Солдаты разглядывали машину, щупали круглые дырки в тонких пленках крепких крыльев.
В обед офицеры поехали в штаб дивизии на доклад пленного командира красной бригады. По приказанию Мочалова пленный информировал офицеров о строительстве Красной Армии, об условиях жизни в тылу, в Советской России. Эти вопросы живо интересовали офицеров, и каждый с нетерпением ждал очереди своей группы. Ездили на доклад по нескольку человек, группами, так как всех нельзя было снять из части: Мотовилов ехал с Барановским в одном ходке, на собственной лошади, захваченной его ротой в последнем бою.

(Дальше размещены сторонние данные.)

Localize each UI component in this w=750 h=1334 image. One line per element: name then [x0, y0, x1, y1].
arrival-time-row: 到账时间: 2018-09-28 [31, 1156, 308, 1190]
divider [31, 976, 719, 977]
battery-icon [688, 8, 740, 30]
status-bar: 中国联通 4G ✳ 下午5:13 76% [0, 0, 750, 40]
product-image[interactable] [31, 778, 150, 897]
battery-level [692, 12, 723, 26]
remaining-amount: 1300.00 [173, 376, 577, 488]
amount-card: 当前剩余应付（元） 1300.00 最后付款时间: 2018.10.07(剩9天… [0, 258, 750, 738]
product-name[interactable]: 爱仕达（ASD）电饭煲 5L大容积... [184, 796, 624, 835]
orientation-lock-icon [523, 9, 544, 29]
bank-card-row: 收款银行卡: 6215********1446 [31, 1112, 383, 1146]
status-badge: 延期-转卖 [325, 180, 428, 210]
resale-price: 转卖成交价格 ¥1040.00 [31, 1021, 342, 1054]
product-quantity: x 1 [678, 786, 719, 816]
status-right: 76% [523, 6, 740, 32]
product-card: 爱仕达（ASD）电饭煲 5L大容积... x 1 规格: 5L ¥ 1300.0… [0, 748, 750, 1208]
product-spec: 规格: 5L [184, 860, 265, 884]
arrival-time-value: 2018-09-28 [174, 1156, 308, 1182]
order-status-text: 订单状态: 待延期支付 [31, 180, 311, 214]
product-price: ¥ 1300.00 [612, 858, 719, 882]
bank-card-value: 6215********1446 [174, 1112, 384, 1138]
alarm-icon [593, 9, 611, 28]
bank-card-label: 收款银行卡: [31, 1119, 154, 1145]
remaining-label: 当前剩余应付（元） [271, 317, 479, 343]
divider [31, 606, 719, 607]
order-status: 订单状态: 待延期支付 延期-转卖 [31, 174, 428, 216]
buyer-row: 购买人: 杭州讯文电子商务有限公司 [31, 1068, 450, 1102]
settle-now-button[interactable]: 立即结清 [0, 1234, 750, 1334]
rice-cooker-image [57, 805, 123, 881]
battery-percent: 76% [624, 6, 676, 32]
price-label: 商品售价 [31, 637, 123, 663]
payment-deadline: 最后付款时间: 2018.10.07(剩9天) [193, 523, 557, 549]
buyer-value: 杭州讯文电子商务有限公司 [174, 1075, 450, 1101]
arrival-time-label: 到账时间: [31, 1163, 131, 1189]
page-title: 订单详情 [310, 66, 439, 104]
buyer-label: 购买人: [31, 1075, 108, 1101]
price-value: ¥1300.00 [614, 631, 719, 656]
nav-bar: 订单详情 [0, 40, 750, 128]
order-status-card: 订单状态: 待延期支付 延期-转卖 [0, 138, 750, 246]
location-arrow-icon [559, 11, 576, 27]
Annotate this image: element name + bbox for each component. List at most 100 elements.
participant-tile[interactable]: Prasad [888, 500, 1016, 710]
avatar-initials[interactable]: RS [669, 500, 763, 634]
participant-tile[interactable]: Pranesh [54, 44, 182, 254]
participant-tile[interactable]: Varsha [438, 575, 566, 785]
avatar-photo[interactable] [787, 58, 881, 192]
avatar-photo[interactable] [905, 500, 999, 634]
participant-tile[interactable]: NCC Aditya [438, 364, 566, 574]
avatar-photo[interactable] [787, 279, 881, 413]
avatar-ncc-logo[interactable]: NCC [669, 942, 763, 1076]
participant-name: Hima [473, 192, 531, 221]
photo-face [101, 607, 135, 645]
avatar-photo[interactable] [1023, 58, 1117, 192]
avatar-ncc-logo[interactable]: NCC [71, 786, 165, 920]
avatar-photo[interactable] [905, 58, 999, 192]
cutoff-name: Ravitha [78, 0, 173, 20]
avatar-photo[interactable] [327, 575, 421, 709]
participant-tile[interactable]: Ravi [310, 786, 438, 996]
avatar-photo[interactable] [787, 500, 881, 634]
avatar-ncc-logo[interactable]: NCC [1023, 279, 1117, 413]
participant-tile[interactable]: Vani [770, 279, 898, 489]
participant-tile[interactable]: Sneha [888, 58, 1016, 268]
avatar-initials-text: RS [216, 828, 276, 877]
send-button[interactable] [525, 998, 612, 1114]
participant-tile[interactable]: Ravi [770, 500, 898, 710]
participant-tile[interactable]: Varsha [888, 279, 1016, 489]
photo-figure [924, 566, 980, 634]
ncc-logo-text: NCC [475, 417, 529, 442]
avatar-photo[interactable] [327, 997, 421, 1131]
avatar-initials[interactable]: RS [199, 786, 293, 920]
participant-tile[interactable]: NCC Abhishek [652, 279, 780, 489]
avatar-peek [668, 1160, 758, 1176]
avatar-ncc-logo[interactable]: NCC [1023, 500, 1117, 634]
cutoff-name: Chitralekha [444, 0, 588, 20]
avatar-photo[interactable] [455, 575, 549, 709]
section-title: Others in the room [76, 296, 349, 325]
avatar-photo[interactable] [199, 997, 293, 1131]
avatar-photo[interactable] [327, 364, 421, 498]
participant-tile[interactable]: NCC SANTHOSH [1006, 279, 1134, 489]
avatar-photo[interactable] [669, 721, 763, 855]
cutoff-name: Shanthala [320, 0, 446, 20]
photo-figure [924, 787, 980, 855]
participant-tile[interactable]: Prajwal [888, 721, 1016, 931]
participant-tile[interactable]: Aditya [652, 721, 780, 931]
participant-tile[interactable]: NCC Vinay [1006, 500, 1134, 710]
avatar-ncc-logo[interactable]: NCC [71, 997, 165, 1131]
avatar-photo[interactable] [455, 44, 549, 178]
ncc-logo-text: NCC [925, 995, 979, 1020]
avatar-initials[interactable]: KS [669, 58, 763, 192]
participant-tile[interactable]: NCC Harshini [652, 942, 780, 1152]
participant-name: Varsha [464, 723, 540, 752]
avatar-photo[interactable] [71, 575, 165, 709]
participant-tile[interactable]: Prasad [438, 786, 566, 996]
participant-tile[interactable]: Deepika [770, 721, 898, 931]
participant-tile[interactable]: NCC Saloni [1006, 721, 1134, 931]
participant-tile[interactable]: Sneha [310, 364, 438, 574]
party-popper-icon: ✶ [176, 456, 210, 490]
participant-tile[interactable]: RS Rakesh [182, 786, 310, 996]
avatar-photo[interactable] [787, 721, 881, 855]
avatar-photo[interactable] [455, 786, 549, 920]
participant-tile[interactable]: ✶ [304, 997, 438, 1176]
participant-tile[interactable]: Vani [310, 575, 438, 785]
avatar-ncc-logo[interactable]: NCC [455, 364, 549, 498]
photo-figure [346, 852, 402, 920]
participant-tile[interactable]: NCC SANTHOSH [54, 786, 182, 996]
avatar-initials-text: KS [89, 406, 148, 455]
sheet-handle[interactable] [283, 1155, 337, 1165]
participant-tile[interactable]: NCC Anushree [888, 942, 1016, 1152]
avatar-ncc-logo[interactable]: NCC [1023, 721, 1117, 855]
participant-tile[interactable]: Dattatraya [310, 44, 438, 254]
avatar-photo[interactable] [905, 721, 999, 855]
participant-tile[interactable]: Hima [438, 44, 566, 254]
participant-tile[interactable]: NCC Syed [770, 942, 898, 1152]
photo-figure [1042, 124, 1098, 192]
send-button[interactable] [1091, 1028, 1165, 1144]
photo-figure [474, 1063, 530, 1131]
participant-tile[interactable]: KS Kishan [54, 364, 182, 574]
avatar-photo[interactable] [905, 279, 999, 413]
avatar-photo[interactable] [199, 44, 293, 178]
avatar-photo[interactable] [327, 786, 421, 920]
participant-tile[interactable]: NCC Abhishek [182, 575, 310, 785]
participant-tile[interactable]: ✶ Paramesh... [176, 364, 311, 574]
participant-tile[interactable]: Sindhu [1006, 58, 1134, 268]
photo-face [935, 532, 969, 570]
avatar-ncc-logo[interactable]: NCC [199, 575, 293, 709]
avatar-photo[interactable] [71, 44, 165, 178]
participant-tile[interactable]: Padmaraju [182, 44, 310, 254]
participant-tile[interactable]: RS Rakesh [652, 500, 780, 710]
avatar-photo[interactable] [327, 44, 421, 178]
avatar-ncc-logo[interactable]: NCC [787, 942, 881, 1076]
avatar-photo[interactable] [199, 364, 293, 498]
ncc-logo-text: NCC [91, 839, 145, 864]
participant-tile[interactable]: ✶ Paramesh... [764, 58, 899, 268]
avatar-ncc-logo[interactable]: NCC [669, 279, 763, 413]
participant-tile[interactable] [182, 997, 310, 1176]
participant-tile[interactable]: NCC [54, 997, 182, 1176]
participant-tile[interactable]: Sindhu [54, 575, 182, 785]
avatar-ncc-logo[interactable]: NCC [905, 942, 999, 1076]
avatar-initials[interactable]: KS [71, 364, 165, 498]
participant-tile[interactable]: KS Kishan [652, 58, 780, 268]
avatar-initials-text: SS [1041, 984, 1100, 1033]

Мотовилов ехал и злорадствовал:
– Вот, воображаю, порядочки-то у красных. Вот уж, наверно, балаган-то развели товарищи.
– Не думаю, – неопределенно возражал Барановский.
– Чего там "не думаю", – сердился Мотовилов, – забыл разве? Не жили, что ли, мы при них в 17-м году?
– Теперь не 17-й, а 19-й, Борис.
– Все равно, один черт. Я думаю, что и в 19-м году кашевар не сможет командовать полком, а волостной писарь вести дипломатическую переписку с соседними державами.
– Не знаю, – задумчиво тянул Барановский.
Мотовилов разозлился:
– Это черт знает на что похоже, Иван. Неужели ты думаешь, что эти сиволапые всему выучились за два года? Разве я когда-нибудь поверю тому, что можно в два года выучиться командовать армией и управлять огромной страной?! Ерунда! Никогда этого не может быть!
Офицер злобно ткнул кулаком в спину своего вестового, сидевшего на козлах:
– Куда ты, олух, едешь? Я же тебе приказывал к школе, а ты к попову дому поехал, болван.
Кучер сделал небольшой круг на площади и остановился у дверей школы.
Докладчик, пожилой полковник, уже пришел и стоял за кафедрой, сверкая новенькими золотыми погонами.